Похоже, Трудовой кодекс отождествляет юридическое лицо с его имуществом. Между тем, юридическое лицо может продать все свое имущество, оставаясь при этом субъектом права, с которым и заключаются трудовые договоры. Лицо, приобретшее у юридического лица все его имущество, никак не становится на место продавца-работодателя. Мысль законодателя заключалась, по-видимому, в том, чтобы обеспечить трудовые права работников при продаже предприятия как имущественного комплекса, когда передается, скажем, целый завод. Намерение благое, но его реализация в законе критики не выдерживает. Если речь идет о продаже предприятия, то необходимо прямо указать на это. Можно было бы указать в законе, что при продаже предприятия все работники, трудящиеся на нем, вступают в трудовые отношения с новым собственником предприятия (имущественного комплекса) на тех же условиях.

Законодатель, однако, пошел другим путем, в результате чего «получилось, как всегда». Имущество, находящееся в собственности организации, может заключаться, предположим, лишь в компьютере. Все остальное арендовано, а уставный капитал состоит из денежных средств на банковском счете. Если следовать ТК, то покупатель компьютера «имеет право расторгнуть трудовой договор с руководителем организации».

Косвенно, на уровне подсознания, на то, что законодатель имел в виду именно продажу предприятия как имущественного комплекса, указывает и следующее утверждение Трудового кодекса: «при смене собственника имущества организации сокращение численности или штата работников допускается только после государственной регистрации права собственности». ГК устанавливает обязательность регистрации прав в том числе на предприятие как имущественный комплекс. Именно регистрацию права на этот объект, похоже, имел в виду законодатель, так как вряд ли он требует регистрации права собственности на движимое имущество, переходящее от работодателя к работодателю. Также сомнительно предположение, что переход права на «обычное» недвижимое имущество организации имеет с точки зрения трудового права отличие от перехода права собственности на имущество движимое.

В одном из появившихся комментариев к Трудовому кодексу его авторы попытались сгладить эту шероховатость, указав, что законодатель имел в виду только случаи приватизации государственных предприятий, когда право собственности на имущество переходит от государства к самому предприятию. Однако при приватизации основное значение имеет не смена собственника имущества, а возникновение нового субъекта права вместо государственного предприятия. Кроме того, та же ст. 75 отдельно регулирует отношения работников с юридическим лицом при его реорганизации, из чего можно сделать неутешительный вывод о том, что законодатель имел в виду отнюдь не случаи приватизации госпредприятий.

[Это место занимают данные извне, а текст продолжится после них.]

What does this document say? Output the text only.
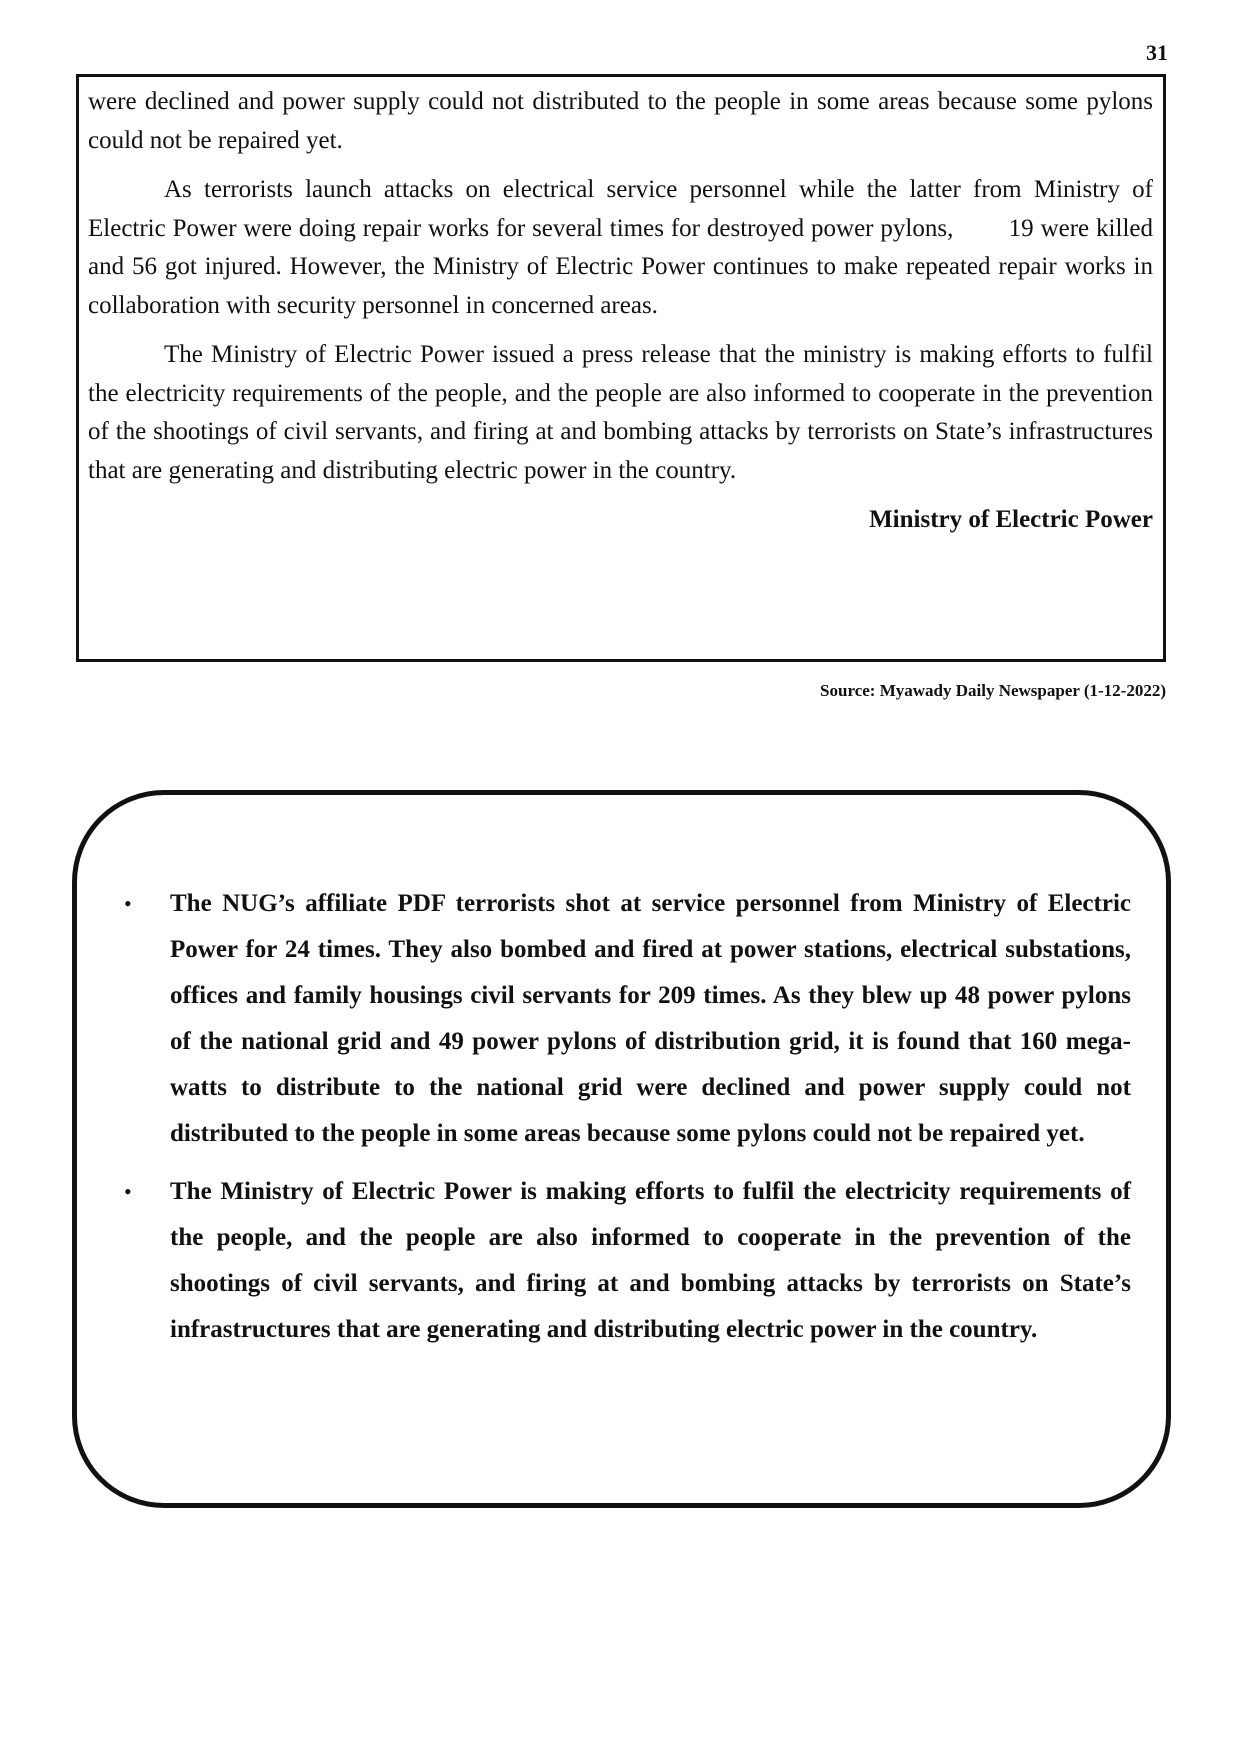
31

were declined and power supply could not distributed to the people in some areas because some pylons could not be repaired yet.

As terrorists launch attacks on electrical service personnel while the latter from Ministry of Electric Power were doing repair works for several times for destroyed power pylons,        19 were killed and 56 got injured. However, the Ministry of Electric Power continues to make repeated repair works in collaboration with security personnel in concerned areas.

The Ministry of Electric Power issued a press release that the ministry is making efforts to fulfil the electricity requirements of the people, and the people are also informed to cooperate in the prevention of the shootings of civil servants, and firing at and bombing attacks by terrorists on State’s infrastructures that are generating and distributing electric power in the country.

Ministry of Electric Power
Source: Myawady Daily Newspaper (1-12-2022)
• The NUG’s affiliate PDF terrorists shot at service personnel from Ministry of Electric Power for 24 times. They also bombed and fired at power stations, electrical substations, offices and family housings civil servants for 209 times. As they blew up 48 power pylons of the national grid and 49 power pylons of distribution grid, it is found that 160 mega-watts to distribute to the national grid were declined and power supply could not distributed to the people in some areas because some pylons could not be repaired yet.
• The Ministry of Electric Power is making efforts to fulfil the electricity requirements of the people, and the people are also informed to cooperate in the prevention of the shootings of civil servants, and firing at and bombing attacks by terrorists on State’s infrastructures that are generating and distributing electric power in the country.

Далее по тексту кодекса, в ст. 181, которая, кстати, развивает положения ст. 75, говорится уже о смене собственника не имущества организации, а просто о смене собственника самой организации. Эта оговорка может свидетельствовать о том, что законодатель на самом деле имел в виду даже не переход права собственности на имущественный комплекс организации, а употребил термин «собственник имущества организации» и «собственник организации» в том же смысле, что и Уголовный кодекс, то есть в смысле участника коммерческой организации.

С определенной уверенностью можно прогнозировать, что отечественная правоприменительная практика истолкует понятие собственника имущества организации именно как определение участника (участников) коммерческой организации и, соответственно, будет настаивать на праве лиц, приобретших доли или акции такой организации, «сокращать и расторгать».

Напоследок хотелось бы упомянуть еще один кодекс, на этот раз Бюджетный, принятый в 1998 г. Его статья 80 устанавливает, что при определенных условиях государство или муниципальные образования могут приобретать право собственности на часть уставного капитала и имущества юридического лица, не являющегося государственным или муниципальным унитарным предприятием. Явное противоречие с Гражданским кодексом не смутило законодателя.

Представляется, что теория юридического лица хотя бы в общих чертах должна быть известна законотворцам, это позволило бы всем нам избегать проблем применения права, заложенных в текст самого закона. А пока все свелось к «мертвым» нормам, которые вряд ли будут эффективно применяться на практике.